Moderation queue for objects #67

nigelbabu · 2014-07-04T15:11:52Z

Some parts of CKAN will need to be open to the community like related items or perhaps groups. This will need moderation. A flexible moderation that will let admins to look through an approve/reject things will be helpful.

rossjones · 2014-09-23T05:33:26Z

We've a use-case for doing this with packages too. Which is unfortunate as it'd need something very like revisions to allow reviewers to revert changes, unless the moderation is only on creation.

This has been attempted before with moderated edits which was unsuccessful. I think taking the simplest approach possible should be the way forward, perhaps adding a single new state (pending?) and deciding what the rules are for something going to 'pending' instead of 'active'.

wardi · 2014-10-01T13:09:59Z

@rossjones that works for initial posts, but edits would be posted immediately or disallowed completely. I despair that clients will demand arbitrarily complicated workflows that include multi-step processes for creating, editing and deleting like they do for dataset changes.

rossjones · 2014-10-01T13:26:39Z

In my recent experience, they do ask for arbitrarily complex workflows, but at present we're managing it through a combination of status and visibility, with email notifications on deletion/creation.

But yes, it might get worse gulps

davidread · 2014-10-01T13:35:19Z

At the model level, 'moderated edits' worked exactly how you want it. It's just at the UI level we never nailed it. But that was trying to do a really complicated workflow. You could do a simple UI that allowed a package to have one draft (rather than multiple) then it could work fine.

And you can add logic and notifications to do all those complexities you mention.

The feeling has been to get rid of it because no-one's looked at it much and we don't use it currently, but if this is functionality is what's wanted then maybe it is the best method and we should keep it.

The reason that we designed CKAN to have a package and package_revision table closely bonded is that it is easy to change between different revisions - i.e. unlimited undo functionality, and having 'draft' versions all ready to go. You can't do that so easily when you store a revision/change as a blob, as is suggested in #41 because when the database is migrated, the blob doesn't get migrated. So if we do #41 then we lose the 'draft state' functionality.

wardi · 2014-10-01T13:42:44Z

@davidread I see what you mean. The #41 blob approach is based on the data that's available from the logic layer, which would break if we break API compatibility. API users would be unhappy if that started happening, though.

Since we're not actually using the revisions for undo/redo how do know that it actually works (or would continue to work after a migration)?

The other problem that #41 tries to address is our silent overwriting of updates that happen close to the same time and the inability to have "suggested updates" from people that don't have permission to edit the one draft version.

wardi · 2014-10-01T13:49:40Z

And for even more fun, we also have requests for multiple stages of approvals, where each stage gets handed to a different group, and scheduled updates (publish this change at this time in the future)
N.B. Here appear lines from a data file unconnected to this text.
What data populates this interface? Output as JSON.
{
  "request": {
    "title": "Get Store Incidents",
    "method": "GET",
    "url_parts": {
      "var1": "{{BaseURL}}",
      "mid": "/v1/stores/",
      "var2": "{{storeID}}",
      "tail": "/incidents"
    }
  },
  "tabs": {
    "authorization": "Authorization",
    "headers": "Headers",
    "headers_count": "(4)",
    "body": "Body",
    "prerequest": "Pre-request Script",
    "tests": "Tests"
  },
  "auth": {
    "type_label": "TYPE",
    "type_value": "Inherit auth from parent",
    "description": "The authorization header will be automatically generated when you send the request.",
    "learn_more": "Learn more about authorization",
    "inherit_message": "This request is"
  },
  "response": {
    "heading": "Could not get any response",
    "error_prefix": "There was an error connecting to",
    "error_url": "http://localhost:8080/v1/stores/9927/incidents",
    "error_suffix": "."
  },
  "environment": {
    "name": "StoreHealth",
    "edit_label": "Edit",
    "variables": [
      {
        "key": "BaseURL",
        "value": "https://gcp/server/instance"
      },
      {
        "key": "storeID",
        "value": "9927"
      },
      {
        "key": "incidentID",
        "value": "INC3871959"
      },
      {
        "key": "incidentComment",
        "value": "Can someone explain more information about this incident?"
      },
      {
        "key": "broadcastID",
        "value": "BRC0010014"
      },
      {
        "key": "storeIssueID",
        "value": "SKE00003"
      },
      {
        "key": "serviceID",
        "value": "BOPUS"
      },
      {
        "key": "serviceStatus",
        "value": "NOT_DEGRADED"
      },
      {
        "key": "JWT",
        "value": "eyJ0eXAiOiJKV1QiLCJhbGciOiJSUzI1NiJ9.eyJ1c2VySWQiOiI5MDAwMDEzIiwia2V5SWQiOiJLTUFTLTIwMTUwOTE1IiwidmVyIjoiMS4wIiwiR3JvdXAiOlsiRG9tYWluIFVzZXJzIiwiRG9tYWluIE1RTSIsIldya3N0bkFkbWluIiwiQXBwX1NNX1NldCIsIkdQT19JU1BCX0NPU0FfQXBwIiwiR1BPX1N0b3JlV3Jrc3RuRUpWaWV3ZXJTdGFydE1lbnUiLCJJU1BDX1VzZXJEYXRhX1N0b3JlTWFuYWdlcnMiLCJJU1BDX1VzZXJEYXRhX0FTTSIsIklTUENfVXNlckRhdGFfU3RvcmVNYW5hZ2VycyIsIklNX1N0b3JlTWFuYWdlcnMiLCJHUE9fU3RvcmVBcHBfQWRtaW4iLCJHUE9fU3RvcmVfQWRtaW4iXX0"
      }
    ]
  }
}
davidread · 2014-10-02T09:15:43Z

The schema of a package you push/pull over the API certainly changes field by field all the time for us. Sure it is a bit of disturbance for API users, but that is the price of innovation.
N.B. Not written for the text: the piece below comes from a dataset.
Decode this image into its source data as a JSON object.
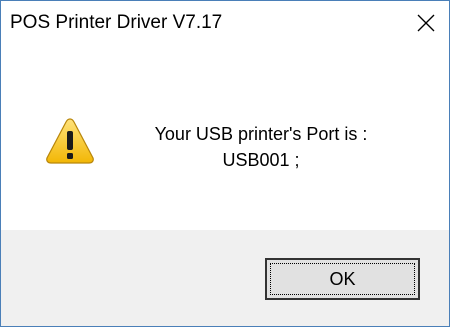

Compare this to the changes to the package table - when columns are added/removed or change type then the database migration has to also change the package_revision table. CKAN just won't work unless they are the same - the copy-on-write will fail for every db write. So you're guaranteed that these 'draft' or 'unapproved' versions of a package get migrated at the same time.
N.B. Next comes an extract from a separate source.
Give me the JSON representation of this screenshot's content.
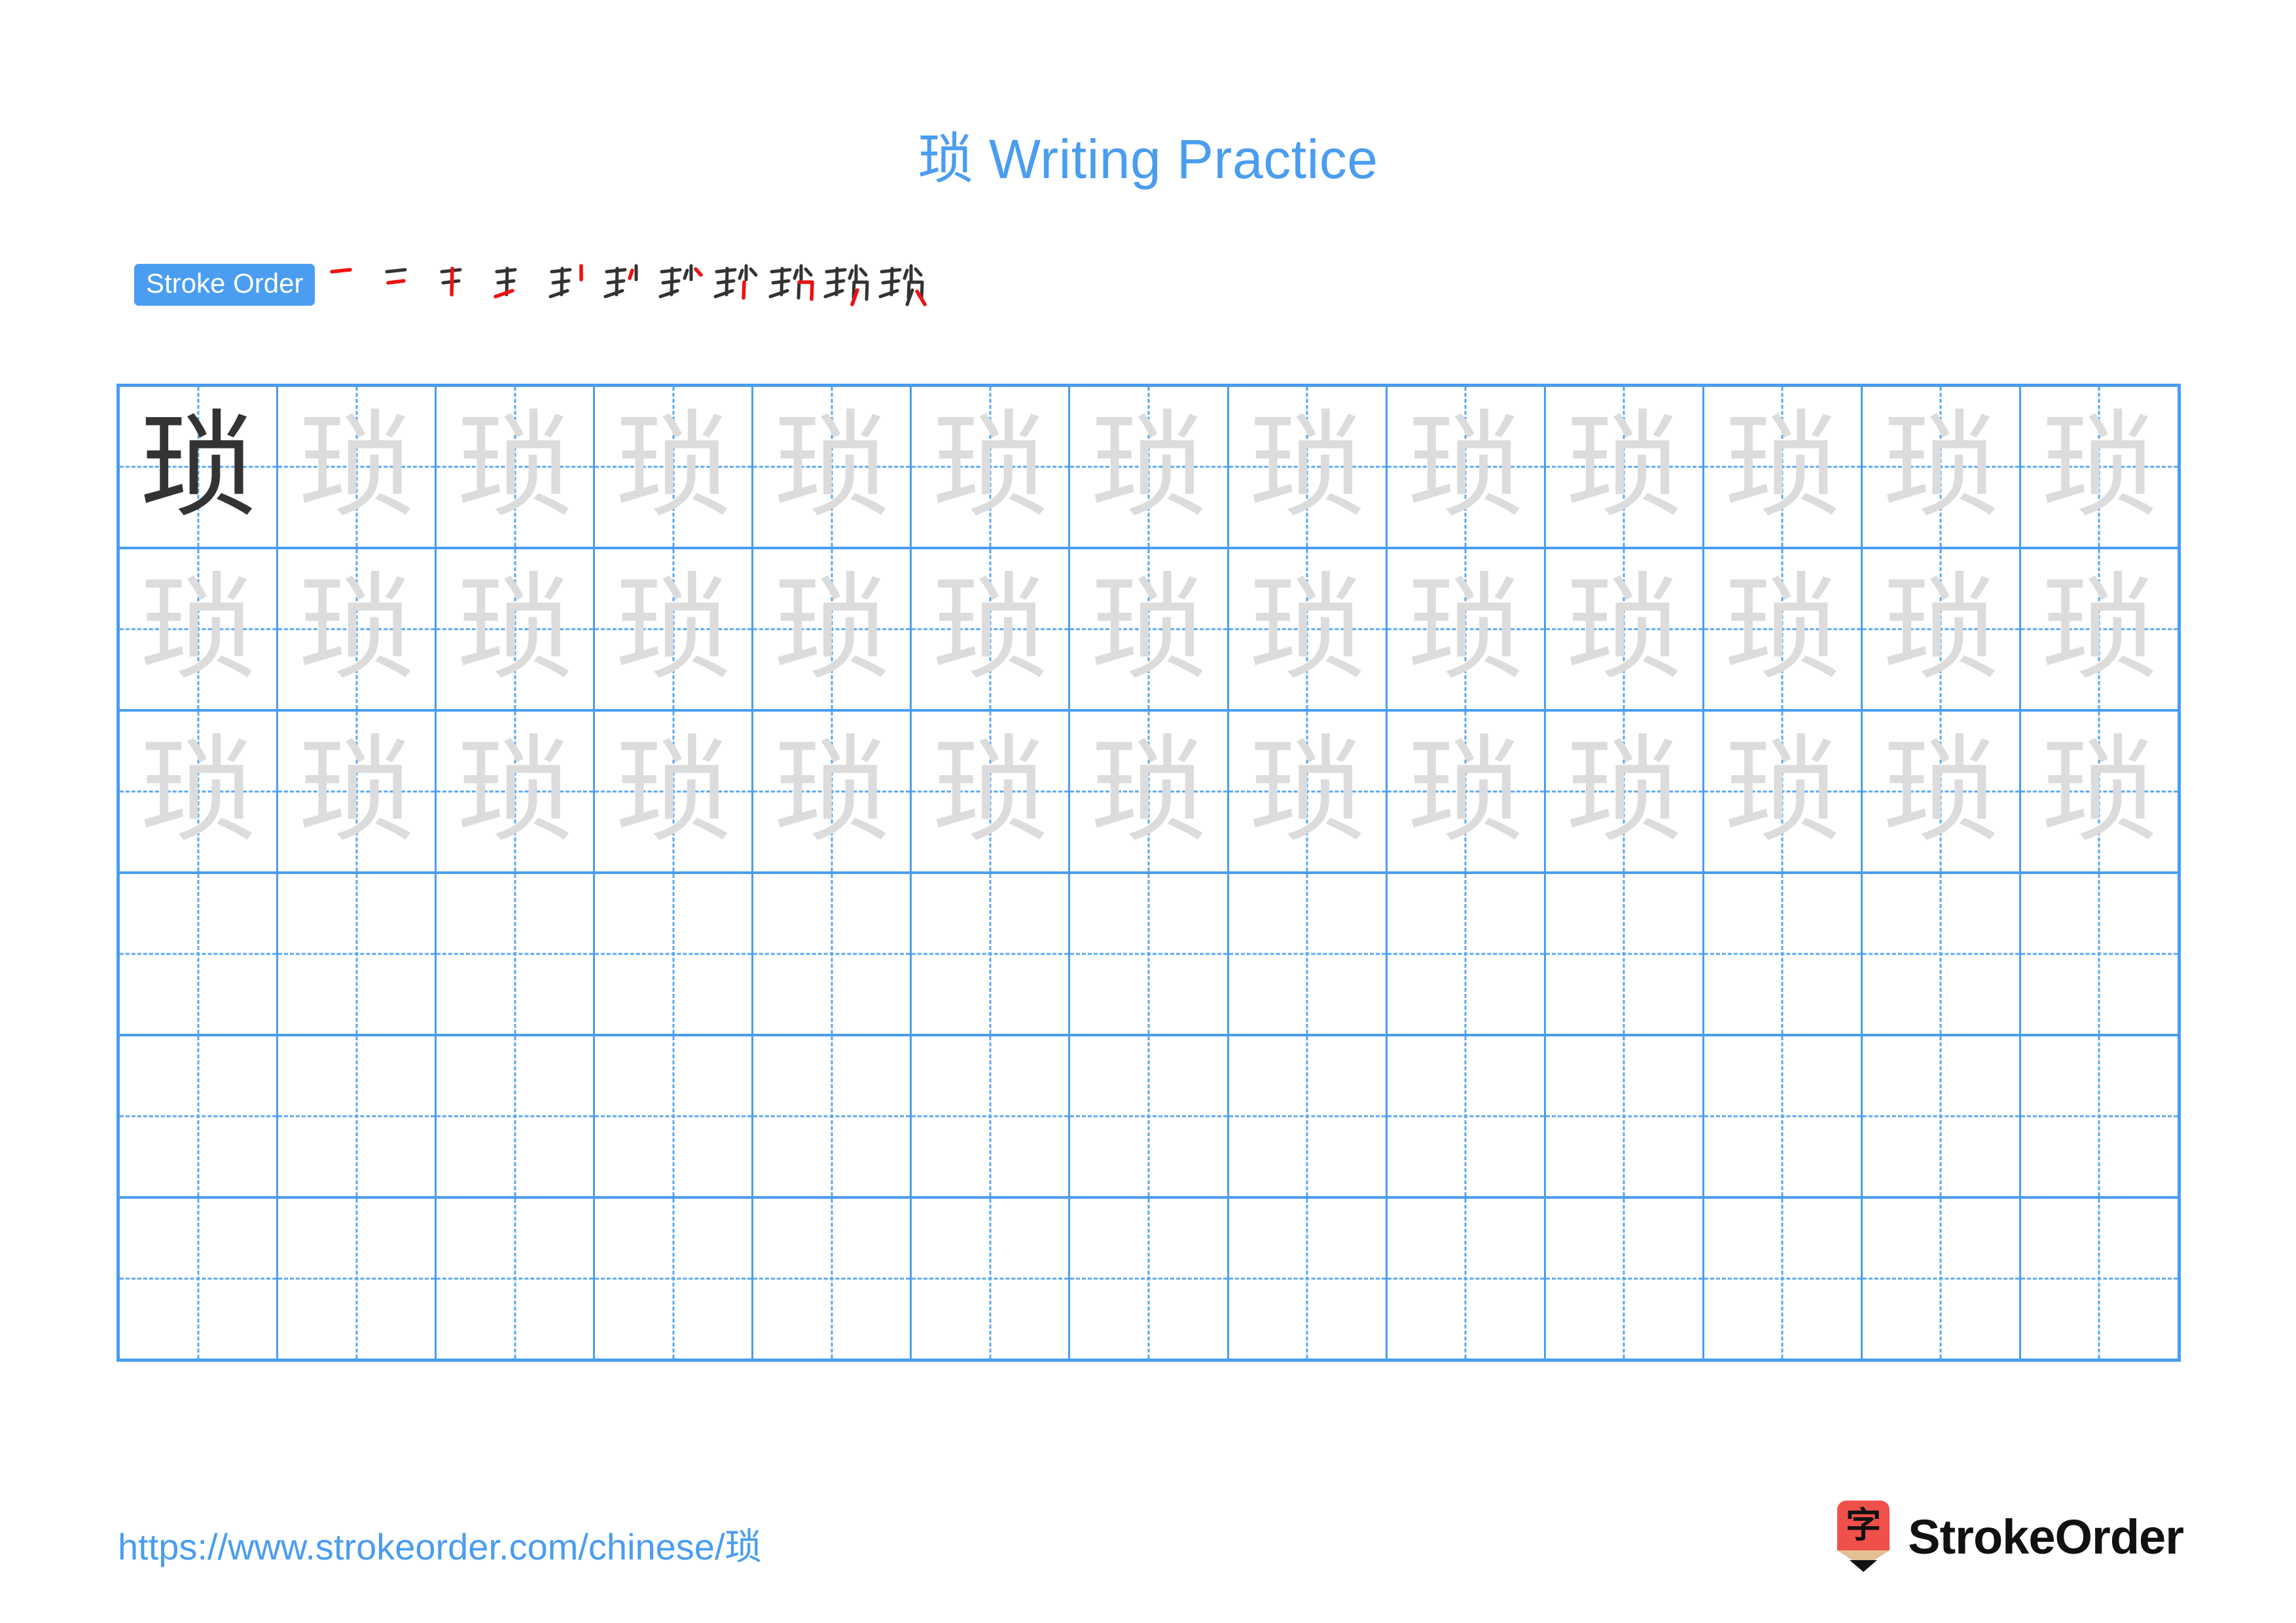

Regarding features like multiple stages of approvals, multiple "suggested updates" for a package, or scheduled updates, I think these fit the existing model well. You just write these into the logic layer as you'd expect, perhaps with its own table to keep track. When the logic decides that a different 'revision' of a package should now be the 'current' one you just move the 'current' flag in the package_revision table. I think the model matches your use case really well.

wardi · 2014-10-02T14:04:41Z

Yes, I can see how to implement most of what I need on top of revisions except for anything that branches.

For example I couldn't implement a suggested change feature allowing things like "here's a spelling correction to the notes" because it would become out of date as soon as another change like "add this new resource" or "time to publish the last update" happens, and it would have to be manually resubmitted.

Another issue for us is package_dictize and its queries against the revision tables takes something approaching 1s to run. Pulling complete datasets as JSON blobs would be much easier on the DB.

The revisions tables are also growing continuously. On an internal site we need to periodically throw out the whole DB and reload as a way to manage this.

davidread · 2014-10-02T15:27:10Z

For patching spelling corrections, there's no reason you couldn't store which package_revision it is based on, and calculate the patch and apply that to another. I guess the alternative you're suggesting is a custom 'patch' blob, which I agree is a little less faff, but still prone to the db migration issue. So once again it's a weigh-up.

Complete datasets as JSON blobs - now you're talking. That's what your SOLR cache gave you and is nice and fast - how come you are finding it takes 1s? BTW on JSON storage - have you been warming to Mongo?! #82

Revisions being 'copy on write' means they are a pretty wasteful history, I agree. Storing JSON diffs has got to be a better way (or Mongo...). Certainly for us though we want to retain the accountability to know which user did what change.

wardi · 2014-10-02T15:43:59Z

Yes, a new column on the revision linking to a parent revision could represent a spelling correction or anything you could determine from a json diff.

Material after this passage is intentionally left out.